If there is scandal in how this passage has been read and interpreted, it’s not so much the woman in the story as the scandalous way that male evangelical commentators have bought into a particular way of reading the story—their blatant presuppositions as to what’s going on—stigmatising the woman with negligible textual evidence to support that.

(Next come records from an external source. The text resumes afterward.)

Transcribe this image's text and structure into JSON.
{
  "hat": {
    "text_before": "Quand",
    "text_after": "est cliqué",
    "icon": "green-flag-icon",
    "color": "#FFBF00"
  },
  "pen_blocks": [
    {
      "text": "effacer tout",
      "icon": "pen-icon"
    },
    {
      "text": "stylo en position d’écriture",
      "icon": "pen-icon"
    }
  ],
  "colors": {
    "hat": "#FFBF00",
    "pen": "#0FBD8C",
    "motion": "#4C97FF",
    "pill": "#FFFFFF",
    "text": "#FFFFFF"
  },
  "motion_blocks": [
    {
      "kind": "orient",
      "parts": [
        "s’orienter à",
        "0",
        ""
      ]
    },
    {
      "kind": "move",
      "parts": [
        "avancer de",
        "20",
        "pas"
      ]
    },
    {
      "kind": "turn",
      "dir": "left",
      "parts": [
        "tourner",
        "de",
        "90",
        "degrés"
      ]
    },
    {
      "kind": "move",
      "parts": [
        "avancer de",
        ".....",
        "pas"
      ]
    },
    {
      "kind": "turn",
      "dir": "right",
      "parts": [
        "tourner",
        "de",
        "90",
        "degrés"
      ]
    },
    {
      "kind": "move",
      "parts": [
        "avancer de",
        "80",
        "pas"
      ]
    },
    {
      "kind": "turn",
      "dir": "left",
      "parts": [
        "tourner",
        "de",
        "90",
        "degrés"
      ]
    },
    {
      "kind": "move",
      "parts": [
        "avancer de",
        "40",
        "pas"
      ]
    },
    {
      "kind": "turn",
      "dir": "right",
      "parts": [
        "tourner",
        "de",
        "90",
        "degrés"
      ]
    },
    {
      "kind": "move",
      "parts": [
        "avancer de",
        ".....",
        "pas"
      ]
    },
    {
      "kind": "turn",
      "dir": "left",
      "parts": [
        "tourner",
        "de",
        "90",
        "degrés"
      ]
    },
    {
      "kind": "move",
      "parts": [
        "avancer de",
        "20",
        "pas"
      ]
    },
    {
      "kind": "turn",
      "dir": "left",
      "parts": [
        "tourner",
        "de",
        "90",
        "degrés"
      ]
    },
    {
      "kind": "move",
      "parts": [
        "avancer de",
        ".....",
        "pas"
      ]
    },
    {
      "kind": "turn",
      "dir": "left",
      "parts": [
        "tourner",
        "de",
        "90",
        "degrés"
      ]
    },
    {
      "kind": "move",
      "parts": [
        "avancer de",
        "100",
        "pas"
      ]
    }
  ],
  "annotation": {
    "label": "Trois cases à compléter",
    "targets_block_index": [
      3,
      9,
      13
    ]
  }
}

Notice that the story does not end with anything from Jesus along the lines of “Go, and sin no more” (per John 8:11). Exactly what Jesus has in mind by the phrase there is uncertain—it’s assumed to be “stop committing adultery.” But bearing in mind that this woman is similarly condemned without sympathy or understanding by the same commentators, perhaps it’s not what Jesus had in mind.

In any event, the point here is that aside from observing as a factual statement that “the man you now have is not your husband” Jesus says nothing judgemental about her life circumstances.

I am not suggesting indifference on Jesus’ part to sexual immorality (don’t read what I’m saying that way). I’m simply suggesting that we might want to read-in less judgment and more kindness, understanding, and grace in how Jesus saw the situations of both these women. Let the text speak for itself in what it actually says (and doesn’t say) and be careful with the “must be” and “can’t be” presuppositions through which we read it.